Oy vermeyi ve yorum yapmayı unutmayınn!
"Dolunay! Buraya gelir misin? Kapı dinlemek hiç hoş bir davranış değil." Beni uyaran Yiğit'e gözlerimi devirdim.
"Dedi, iki saniye önce benimle birlikte kapı dinlemeye çalışan adam." Homurdanıp kulağımı biraz daha kulübenin kapısına yasladım.
Benim gölgemde boynuzlar çıktığından beri abim hızlı bir şekilde sürünün en yaşlılarını ve bilgililerini toplamıştı. Ona bunun nedenini sorduğumda durumumun acil olduğunu ve bana ne olduğunu bulabilmek için yaşlıları topladığını söylemişti. Eğer tahmin ettiği şey ise başımın büyük bir belada olduğunu da eklemişti.
Evet, dediği gibi durumum bir tık acil olabilirdi...
Kendi kendime güldüm. İçeride benim için sürünün yaşlı kurtları ve en bilgilileri abim ile annem eşliğinde araştırma yapıyordu. Bir kızın -kurdun- ellerinde bir sürü kitapla kulübeye girdiğini görmüştük, içeri alınmıyorduk. Abim resmen bizi, yani Yiğit'le beni kulübeden kovmuştu.
İçeride benim hakkımda konuşuluyordu ama olayların tamamen dışındaydım.
Kulübenin önündeki merdivenlere, Yiğit'in yanına oturup ofladım. Öğlen olmuştu, ben telefonumu hala bulamamıştım. Ayrıca acıkmaya başlamıştım.
"Yiğit." Yanımdaki ateş koruyucusuna seslendim.
"Hmm?" Elindeki dal parçasıyla toprağa bir şeyler çiziyordu.
"Ben acıktım." Dediğimde bana kaşlarını kaldırıp baktı.
"Yani?" Dedi. "Oradan bakınca aşçıya mı benziyorum?"

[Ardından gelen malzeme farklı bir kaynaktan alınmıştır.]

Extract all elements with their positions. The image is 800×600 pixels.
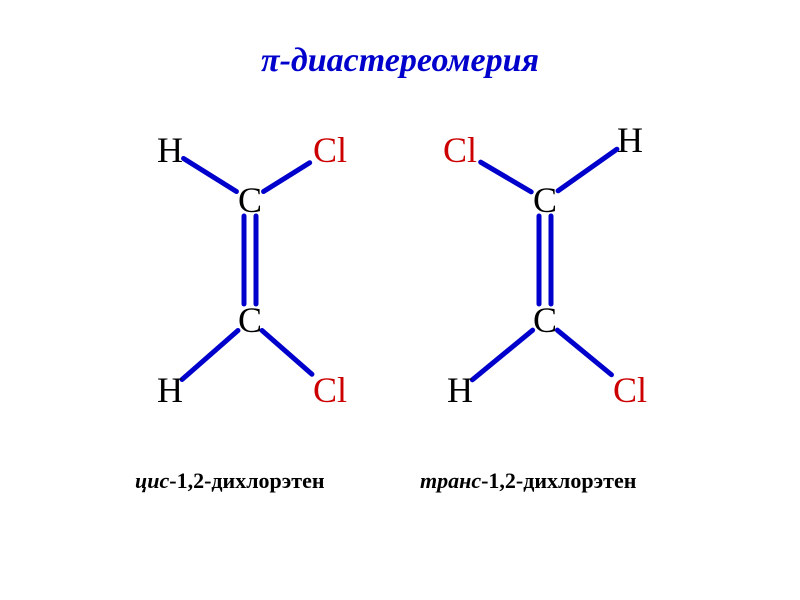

"Odunsun." Dedim homurdanarak ve önüme döndüm. Bu insanlar bana sabahtan beri yemek vermemişti. Ayrıca evler ses geçirmezdi. Hiçbir şey duyamadığım için canım çok sıkkındı. Elbette bir kurt kasabasında evler ses geçirmezdi, adamlar her şeyi duyuyordu ki. Alfanın -abimin- kulübesi ise muhtemelen iki kat ses geçirmez falandı.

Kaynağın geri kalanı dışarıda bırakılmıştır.